Zonasi PKL, sebut pria yang akrab disapa, Mance, ini merupakan bagian dari penataan ruang demi terwujudnya ketertiban, kenyamanan dan keindahan. Hal ini selaras dengan kondisi faktual dan perkembangan Kota Medan guna menuju kota yang aman, bersih, tertib dan kota wisata.

“Jadi, Perda ini di butuhkan sebagai payung hukum, baik bagi PKL di dalam melaksanakan kegiatannya maupun bagi Pemerintah Kota Medan dalam menatanya,” kata Mance.

Apalagi, sebut Mance, jumlah PKL dari tahun ke tahun mengalami perkembangan cukup tinggi. Bahkan, angka pasti mengenai jumlah PKL sebenarnya sulit di peroleh, mengingat data yang ada tidak selalu di perbaharui oleh instansi terkait.

“Data yang disampaikan di dalam naskah akademik, yakni dari Dinas Koperasi dan UMKM, itupun data di tahun 2018. Sebenarnya, kondisi ini menyebabkan kesulitan bagi kita, khususnya Pemkot Medan untuk melakukan penataan, karena selalu mengalami perubahan yang cepat,” katanya.

Penataan melalui formalisasi maupun pemindahan PKL, sambung Mance, merupakan bentuk-bentuk penataan yang sudah sering di lakukan Pemkot Medan terhadap para PKL. Penataan formalisasi dan pemindahan yang di lakukan kerap menimbulkan resistensi dari PKL dalam bentuk perlawanan, baik secara terang-terangan maupun tersembunyi.

“Bentrok antara Satpol PP dengan para PKL merupakan gambaran adanya ketidaksamaan mengenai persepsi PKL dengan Pemkot Medan terhadap makna penataan. Bentrokan itu memberikan gambaran bahwa cara-cara penanganan terhadap PKL masih memerlukan perbaikan, baik cara memperlakukan para PKL dan bentuk-bentuk sanksi yang diberikan serta pembinaan terhadap para PKL pasca penindakan,” ungkapnya.
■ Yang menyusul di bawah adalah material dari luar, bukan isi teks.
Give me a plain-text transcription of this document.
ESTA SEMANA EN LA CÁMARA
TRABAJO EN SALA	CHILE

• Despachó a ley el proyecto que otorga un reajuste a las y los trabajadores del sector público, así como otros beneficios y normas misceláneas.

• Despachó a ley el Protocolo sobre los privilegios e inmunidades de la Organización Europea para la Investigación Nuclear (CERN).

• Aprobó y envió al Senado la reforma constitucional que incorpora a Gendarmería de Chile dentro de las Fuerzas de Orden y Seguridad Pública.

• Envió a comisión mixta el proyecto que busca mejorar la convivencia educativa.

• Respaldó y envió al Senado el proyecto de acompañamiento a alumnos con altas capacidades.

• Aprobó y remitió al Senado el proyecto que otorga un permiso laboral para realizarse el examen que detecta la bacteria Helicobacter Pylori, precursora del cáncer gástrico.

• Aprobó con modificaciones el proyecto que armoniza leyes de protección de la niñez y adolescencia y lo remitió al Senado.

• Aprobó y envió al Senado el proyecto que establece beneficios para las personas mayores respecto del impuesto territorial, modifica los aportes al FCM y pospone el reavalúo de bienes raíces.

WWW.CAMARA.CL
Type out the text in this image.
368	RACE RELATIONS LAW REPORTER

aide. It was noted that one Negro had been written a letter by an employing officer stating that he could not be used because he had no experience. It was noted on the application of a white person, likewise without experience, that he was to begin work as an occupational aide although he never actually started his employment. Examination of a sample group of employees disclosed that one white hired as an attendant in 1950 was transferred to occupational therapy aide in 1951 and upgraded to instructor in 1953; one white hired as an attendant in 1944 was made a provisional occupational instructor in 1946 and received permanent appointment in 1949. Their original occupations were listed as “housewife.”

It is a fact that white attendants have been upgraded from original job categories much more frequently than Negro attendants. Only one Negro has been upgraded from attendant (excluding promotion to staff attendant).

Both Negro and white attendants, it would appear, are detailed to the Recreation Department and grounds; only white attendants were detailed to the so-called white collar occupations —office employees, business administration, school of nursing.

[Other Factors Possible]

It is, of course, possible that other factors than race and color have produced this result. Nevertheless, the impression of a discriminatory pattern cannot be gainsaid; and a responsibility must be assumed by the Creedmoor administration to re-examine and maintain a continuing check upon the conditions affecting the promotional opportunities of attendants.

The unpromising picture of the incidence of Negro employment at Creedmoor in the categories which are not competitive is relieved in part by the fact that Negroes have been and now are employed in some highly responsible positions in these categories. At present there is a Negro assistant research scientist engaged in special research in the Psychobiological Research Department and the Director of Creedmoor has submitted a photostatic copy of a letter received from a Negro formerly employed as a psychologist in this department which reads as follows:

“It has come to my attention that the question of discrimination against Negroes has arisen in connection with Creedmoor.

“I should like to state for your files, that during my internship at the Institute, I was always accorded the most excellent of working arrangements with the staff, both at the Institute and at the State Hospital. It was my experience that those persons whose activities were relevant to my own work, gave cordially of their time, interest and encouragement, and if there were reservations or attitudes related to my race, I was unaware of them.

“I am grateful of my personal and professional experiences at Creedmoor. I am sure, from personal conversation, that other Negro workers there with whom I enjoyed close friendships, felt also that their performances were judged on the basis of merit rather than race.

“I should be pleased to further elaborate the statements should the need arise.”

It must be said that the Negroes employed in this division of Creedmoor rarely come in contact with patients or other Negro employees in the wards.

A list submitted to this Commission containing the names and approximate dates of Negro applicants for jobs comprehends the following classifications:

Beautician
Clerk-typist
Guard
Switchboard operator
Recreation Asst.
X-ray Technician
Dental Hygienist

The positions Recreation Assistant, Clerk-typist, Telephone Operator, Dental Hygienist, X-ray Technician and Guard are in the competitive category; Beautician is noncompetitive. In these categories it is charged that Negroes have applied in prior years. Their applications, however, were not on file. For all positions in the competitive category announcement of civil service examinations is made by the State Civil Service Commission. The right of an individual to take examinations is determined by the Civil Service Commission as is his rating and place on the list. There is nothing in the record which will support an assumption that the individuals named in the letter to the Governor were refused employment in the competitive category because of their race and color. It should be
PKL, tambah Mance, merupakan pedagang yang mempunyai karakteristik berbeda dengan para pedagang di sektor formal. “Sifat informal yang melekat, menunjukan PKL selalu akan menempati tempat-tempat yang seringkali kali dilarang untuk berdagang. Makanya, FPAN menyambut baik pengajuan Ranperda ini,” kata Mance.

Karena itu, lanjut Mance, FPAN meminta Pemkot Medan hendaknya melakukan kajian dari sosial ekonomi dan sosial masyarakat setempat dalam penataan zonasi PKL ini.

“Jangan berpikiran penataan adalah menggusur dan merelokasi ke tempat yang malah membuat para PKL merugi, namun benar-benar ditata dan di tempatkan di lokasi yang nyaman, menguntungkan dan tidak menganggu lingkungan, kebersihan dan lalu lintas. Jika ini benar-benar terjadi, maka PKL tidak lagi menjadi pengganggu, justru bisa menjadi objek wisata pasar rakyat, ungkapnya.